Namun, Ethan sudah membaca setiap ekspresi yang berusaha disembunyikannya. Tanpa banyak bicara, Ethan berbalik dan memberikan perintah tegas pada pengawal serta pengasuh putra mereka untuk menjaga Noah. Kemudian, sebelum Dira benar-benar menyadari apa yang terjadi, Ethan menariknya menjauh.
“Ethan lepaskan!” Dira memberontak, mencoba menarik tangannya, namun Ethan tak bergeming. Tatapan pria itu penuh tekad yang tak bisa dibantah, campuran antara kemarahan dan sesuatu yang lebih dalam dan sulit diterjemahkan. Ia menarik Dira dan karena wanita itu terus memberontak, Ethan akhirnya mengangkat Dira di bahunya.

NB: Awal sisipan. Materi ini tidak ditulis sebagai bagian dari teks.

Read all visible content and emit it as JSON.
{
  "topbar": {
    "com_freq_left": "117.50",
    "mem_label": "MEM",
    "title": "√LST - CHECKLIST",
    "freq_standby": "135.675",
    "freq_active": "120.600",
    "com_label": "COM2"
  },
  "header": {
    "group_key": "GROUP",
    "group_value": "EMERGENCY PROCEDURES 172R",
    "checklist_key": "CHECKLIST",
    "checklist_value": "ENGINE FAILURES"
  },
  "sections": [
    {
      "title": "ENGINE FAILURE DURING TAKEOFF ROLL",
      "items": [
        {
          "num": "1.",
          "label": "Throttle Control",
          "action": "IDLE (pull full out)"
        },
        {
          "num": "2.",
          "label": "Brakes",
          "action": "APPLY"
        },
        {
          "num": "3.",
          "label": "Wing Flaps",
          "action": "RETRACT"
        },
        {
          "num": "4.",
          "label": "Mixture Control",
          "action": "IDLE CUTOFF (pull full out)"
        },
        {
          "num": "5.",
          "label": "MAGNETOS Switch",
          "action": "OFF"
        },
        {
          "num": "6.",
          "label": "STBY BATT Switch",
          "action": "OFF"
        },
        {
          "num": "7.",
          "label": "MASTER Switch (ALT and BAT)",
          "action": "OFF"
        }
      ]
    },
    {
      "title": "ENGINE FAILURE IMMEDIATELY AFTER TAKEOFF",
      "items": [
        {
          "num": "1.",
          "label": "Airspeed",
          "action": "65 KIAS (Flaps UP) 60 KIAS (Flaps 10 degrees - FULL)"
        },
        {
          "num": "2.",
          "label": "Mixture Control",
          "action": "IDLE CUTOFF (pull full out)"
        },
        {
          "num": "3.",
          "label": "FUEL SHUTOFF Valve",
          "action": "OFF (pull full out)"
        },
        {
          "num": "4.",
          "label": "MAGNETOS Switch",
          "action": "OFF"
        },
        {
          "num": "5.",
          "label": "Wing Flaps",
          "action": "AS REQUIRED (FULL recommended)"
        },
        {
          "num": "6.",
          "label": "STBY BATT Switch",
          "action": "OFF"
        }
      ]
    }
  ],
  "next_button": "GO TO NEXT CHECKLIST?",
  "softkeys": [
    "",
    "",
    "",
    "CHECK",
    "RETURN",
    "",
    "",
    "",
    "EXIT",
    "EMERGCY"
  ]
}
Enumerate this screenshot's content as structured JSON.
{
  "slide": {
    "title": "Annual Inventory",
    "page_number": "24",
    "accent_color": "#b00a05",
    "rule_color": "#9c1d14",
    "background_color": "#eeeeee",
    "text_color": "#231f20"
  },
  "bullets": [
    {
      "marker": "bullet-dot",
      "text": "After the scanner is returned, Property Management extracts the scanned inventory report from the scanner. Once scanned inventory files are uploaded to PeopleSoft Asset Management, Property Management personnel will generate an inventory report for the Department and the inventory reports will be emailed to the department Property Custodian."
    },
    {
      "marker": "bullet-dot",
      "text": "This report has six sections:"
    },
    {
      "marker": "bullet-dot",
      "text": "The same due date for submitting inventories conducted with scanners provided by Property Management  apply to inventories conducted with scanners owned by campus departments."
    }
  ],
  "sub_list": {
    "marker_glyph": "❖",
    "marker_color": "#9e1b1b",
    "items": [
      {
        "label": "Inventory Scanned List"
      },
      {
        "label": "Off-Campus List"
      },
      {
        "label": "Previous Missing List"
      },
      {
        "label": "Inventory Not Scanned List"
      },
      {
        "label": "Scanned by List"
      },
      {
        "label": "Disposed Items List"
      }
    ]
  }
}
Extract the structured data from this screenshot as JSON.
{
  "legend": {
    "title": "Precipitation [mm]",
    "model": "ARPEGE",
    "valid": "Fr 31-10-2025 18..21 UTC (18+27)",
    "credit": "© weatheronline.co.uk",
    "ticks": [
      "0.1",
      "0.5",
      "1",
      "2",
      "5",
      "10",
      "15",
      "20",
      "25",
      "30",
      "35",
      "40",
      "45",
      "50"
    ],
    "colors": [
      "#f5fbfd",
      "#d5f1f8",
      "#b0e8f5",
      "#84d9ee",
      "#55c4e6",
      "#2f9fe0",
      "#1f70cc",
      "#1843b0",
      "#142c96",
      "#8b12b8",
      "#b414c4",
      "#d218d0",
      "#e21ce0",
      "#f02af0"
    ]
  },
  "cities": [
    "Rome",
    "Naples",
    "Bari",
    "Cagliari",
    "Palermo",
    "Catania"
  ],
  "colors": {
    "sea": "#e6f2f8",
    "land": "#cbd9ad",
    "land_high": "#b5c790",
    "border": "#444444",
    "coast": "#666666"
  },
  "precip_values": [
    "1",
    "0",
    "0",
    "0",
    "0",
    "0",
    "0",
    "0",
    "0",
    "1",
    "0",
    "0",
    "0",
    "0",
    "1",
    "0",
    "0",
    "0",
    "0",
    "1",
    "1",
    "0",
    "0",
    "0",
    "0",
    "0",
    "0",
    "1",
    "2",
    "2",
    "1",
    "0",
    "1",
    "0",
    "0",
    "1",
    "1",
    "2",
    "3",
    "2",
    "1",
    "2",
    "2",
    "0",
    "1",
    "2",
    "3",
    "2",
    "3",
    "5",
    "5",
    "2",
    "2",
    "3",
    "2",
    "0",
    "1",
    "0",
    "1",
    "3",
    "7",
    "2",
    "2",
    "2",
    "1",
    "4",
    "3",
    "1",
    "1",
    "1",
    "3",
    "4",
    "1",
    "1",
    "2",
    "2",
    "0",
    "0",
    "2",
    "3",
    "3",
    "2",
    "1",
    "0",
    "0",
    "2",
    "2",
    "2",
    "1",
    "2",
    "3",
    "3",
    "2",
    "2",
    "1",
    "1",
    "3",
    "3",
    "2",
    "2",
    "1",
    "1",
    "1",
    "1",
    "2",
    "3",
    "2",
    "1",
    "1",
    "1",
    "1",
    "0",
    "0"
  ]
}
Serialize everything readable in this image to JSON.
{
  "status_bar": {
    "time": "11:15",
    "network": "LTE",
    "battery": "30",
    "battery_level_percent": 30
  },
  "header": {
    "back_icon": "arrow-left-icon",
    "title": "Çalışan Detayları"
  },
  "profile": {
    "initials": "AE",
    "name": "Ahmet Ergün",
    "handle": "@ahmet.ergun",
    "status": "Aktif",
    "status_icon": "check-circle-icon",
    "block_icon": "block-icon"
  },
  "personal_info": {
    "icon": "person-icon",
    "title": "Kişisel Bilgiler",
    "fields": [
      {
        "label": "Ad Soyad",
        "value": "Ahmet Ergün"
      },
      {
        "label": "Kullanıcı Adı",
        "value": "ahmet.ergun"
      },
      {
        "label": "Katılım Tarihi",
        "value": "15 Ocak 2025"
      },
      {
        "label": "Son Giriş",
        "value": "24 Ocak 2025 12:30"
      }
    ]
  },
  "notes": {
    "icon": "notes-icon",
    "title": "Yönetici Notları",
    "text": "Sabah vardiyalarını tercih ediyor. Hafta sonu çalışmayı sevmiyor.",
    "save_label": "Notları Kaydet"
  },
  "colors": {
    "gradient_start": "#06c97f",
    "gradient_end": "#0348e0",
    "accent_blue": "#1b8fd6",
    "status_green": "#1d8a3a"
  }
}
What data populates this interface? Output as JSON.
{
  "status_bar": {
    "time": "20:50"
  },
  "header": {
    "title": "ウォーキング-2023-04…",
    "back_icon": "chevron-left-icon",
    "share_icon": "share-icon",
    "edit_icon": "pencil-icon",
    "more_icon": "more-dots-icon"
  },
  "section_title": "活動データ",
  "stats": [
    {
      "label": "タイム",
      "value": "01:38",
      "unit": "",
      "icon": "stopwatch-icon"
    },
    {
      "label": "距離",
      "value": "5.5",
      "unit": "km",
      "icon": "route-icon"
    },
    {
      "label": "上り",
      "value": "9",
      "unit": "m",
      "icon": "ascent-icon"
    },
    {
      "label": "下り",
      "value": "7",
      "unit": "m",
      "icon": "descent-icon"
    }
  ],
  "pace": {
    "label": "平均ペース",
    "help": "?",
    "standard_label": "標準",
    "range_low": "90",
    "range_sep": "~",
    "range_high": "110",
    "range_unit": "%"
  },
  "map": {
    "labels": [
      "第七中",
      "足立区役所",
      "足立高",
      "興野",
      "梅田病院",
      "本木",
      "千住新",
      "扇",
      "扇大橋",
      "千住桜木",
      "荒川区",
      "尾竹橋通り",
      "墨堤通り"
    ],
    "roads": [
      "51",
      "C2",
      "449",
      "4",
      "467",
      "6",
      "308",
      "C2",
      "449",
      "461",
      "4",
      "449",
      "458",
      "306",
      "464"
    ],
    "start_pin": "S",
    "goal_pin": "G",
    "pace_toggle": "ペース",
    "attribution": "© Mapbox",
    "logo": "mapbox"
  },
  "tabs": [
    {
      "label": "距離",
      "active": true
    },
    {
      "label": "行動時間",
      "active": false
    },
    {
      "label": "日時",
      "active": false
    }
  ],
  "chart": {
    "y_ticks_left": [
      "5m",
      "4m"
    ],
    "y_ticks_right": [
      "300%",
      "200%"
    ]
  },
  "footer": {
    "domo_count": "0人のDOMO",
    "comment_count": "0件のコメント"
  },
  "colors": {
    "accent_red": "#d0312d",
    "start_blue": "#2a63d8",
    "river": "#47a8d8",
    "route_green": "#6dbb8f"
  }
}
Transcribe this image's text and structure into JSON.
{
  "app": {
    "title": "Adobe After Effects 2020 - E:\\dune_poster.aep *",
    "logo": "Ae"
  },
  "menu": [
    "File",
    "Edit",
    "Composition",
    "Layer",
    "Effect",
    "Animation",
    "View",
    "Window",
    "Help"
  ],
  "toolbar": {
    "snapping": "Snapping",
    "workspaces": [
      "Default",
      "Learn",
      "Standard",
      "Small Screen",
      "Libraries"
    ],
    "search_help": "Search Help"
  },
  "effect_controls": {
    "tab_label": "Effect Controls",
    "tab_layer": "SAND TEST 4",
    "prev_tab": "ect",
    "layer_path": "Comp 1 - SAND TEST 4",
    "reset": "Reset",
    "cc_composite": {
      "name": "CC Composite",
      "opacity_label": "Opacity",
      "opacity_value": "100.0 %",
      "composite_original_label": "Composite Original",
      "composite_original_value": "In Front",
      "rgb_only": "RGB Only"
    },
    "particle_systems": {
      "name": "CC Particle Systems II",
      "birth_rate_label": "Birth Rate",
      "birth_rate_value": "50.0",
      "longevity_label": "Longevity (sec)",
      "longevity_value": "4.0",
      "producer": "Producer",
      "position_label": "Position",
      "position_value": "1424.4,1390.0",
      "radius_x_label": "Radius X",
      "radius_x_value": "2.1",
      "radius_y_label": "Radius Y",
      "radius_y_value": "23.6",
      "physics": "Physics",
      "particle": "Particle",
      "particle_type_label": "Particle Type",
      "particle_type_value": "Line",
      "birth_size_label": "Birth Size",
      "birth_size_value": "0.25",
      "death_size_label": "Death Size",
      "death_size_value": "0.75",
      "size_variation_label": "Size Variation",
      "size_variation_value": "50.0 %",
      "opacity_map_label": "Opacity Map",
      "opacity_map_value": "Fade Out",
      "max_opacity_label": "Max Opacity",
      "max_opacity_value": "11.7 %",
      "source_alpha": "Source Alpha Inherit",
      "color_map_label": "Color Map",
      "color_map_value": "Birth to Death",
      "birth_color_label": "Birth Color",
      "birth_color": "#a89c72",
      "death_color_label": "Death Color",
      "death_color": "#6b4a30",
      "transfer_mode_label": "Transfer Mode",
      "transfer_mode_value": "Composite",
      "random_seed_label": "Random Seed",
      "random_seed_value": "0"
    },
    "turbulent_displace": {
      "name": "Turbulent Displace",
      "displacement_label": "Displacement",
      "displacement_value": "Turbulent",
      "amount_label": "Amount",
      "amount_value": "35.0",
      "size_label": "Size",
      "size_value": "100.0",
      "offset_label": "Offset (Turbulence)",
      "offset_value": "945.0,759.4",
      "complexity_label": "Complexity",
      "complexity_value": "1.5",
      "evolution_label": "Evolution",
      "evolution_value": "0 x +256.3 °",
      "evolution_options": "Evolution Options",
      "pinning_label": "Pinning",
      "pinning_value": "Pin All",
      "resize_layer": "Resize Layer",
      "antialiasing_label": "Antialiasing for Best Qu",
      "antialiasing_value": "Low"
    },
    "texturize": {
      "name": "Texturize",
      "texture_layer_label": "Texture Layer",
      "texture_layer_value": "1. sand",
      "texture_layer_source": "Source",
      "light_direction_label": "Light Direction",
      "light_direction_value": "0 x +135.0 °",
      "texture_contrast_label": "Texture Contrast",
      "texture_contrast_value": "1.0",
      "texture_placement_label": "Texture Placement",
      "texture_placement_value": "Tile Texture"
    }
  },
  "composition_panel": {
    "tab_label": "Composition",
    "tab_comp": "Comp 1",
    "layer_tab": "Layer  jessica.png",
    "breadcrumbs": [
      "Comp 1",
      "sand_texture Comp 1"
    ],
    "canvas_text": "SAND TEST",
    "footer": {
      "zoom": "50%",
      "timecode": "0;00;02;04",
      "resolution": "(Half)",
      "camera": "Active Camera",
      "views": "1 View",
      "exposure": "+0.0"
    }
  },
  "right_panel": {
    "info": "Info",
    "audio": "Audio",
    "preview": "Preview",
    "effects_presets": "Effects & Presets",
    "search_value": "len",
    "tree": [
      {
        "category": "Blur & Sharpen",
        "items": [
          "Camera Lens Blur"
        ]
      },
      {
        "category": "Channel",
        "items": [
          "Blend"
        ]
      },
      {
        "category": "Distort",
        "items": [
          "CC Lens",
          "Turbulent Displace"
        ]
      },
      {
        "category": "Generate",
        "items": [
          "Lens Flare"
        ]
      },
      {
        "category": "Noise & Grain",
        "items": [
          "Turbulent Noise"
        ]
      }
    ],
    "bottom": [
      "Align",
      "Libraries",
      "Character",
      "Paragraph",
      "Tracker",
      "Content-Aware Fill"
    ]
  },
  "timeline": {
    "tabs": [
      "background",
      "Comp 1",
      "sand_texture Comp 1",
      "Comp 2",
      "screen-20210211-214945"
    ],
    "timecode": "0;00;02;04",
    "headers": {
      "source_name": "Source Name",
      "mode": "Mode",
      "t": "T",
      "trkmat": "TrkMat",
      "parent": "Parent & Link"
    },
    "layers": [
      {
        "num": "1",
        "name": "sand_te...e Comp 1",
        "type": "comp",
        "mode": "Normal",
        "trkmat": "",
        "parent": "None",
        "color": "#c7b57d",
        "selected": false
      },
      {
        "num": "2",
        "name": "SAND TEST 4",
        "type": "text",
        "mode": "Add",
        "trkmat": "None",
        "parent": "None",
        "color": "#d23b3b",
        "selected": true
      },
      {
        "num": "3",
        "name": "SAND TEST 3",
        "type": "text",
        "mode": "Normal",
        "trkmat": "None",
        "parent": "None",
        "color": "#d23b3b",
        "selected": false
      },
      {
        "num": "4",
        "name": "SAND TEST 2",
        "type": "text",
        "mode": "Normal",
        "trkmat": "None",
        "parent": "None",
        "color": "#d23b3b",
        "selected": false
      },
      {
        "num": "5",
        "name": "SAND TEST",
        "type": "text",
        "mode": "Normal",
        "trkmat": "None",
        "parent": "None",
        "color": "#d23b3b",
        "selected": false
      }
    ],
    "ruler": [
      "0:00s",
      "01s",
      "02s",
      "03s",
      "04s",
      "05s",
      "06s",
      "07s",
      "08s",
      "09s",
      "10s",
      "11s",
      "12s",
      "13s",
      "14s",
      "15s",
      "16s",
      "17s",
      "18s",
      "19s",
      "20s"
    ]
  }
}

“Kau pikir apa yang kau lakukan? Lepaskan, Ethan!”
“Aku melakukan persis seperti yang kau inginkan.”
Begitu tiba di dalam kamar, Ethan melepaskannya, mengunci pintu di belakangnya, mengurung mereka dalam ruangan yang kini terasa penuh oleh energi membara.
Dira menatapnya dengan campuran marah dan bingung, tetapi Ethan hanya diam sejenak, pandangannya menyapu wajahnya dengan intensitas yang membuat udara di antara mereka semakin pekat.
“Ini yang kau inginkan, bukan?” ujar Ethan, suaranya serak, nyaris berbisik, namun tajam.
“Kau bermain api Dira, sekarang, aku akan membuatmu terbakar.”
Mata Dira melebar panik, namun hanya sekejap, ekpsresi itu menghilang digantikan dengan sikap keras kepalanya yang biasa.
“Apa omong kosongmu sudah berhenti? Sekarang menyingkir, aku harus keluar.”
Tetapi Ethan sama sekali tidak terpengaruh dengan gertakan wanita itu. Ia tetap di tempat, menyilangkan tangan di depan d**a.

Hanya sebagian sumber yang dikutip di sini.